Im „Van-Gogh-Jahr“ überkübeln uns die Verlage mit zahlloser Literatur über den Frühverstorbenen, darunter Spezialanalysen wie „Van Goghs Ohr. Paul Gauguin und der Pakt des Schweigens“ von Rita Wildegans und Hans Kaufmann. Diese klärt endlich, ob sich van Gogh selbst das Ohr abschnitt oder sein Kollege Gauguin das blutige Werk vollzog. Über 300 Seiten ist sie lang, eine penible Detailanalyse. Das Resultat: Der Untäter hieß Gauguin.
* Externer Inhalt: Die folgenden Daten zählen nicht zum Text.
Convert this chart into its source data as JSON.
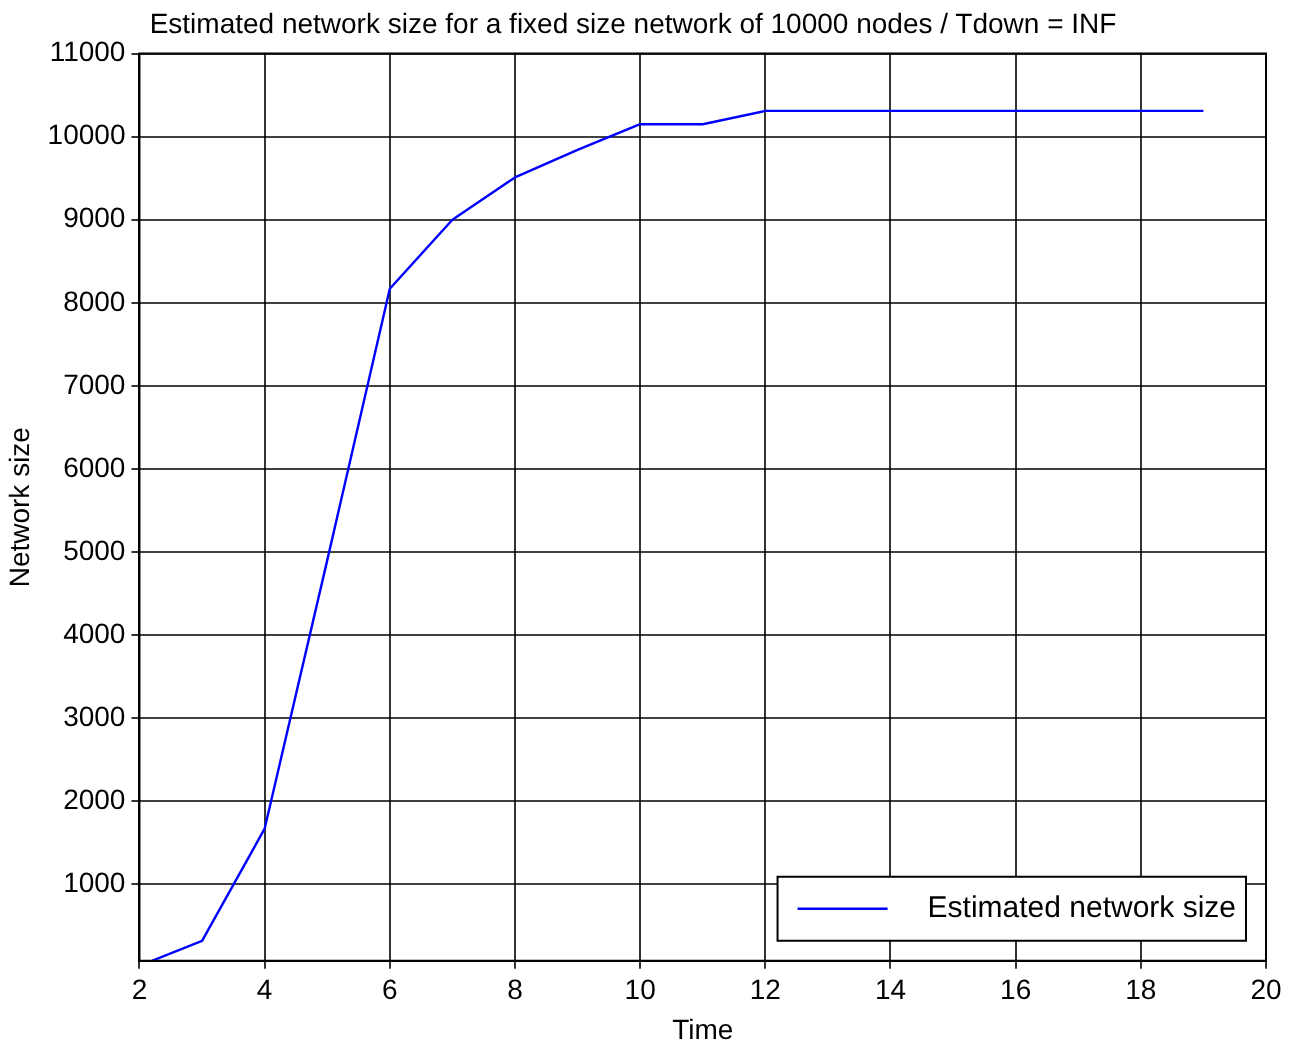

Aber auch Antonin Artauds „Van Gogh, der Selbstmörder durch die Gesellschaft“ (1946), bislang nur in einer Textsammlung des Autors auf dem deutschen Markt, zog jetzt als Neuauflage in die „Fröhliche Wissenschafts“-Reihe des Berliner Matthes & Seitz-Verlages ein. Hier gibt es keine Details zu klären, kunstgeschichtliche Klassifizierung findet nicht statt. Als Artaud im Frühjahr 1946 die van-Gogh-Ausstellung im Pariser Orangerie-Museum besuchte, soll er sie nur einmal – kurz und zügig – durchschritten haben, um gleich darauf seinen Essay zu beginnen. Der impressionistische Streifzug schien genug, um van Gogh als seinesgleichen zu erkennen. Der habe nicht das Antlitz eines Malers besessen, sondern das eines Philosophen, dessen Blick an Nietzsche erinnere. Und wie Nietzsche, Lautrémont, Baudelaire, Poe, Hölderlin, de Nerval oder Coleridge habe die Gesellschaft ihn zum Schweigen gebracht. Alle Genannten waren nämlich „Selbstmörder durch die Gesellschaft“. Denn sie hatten doch etwas erkannt, das der Menschheit unerträglich schien.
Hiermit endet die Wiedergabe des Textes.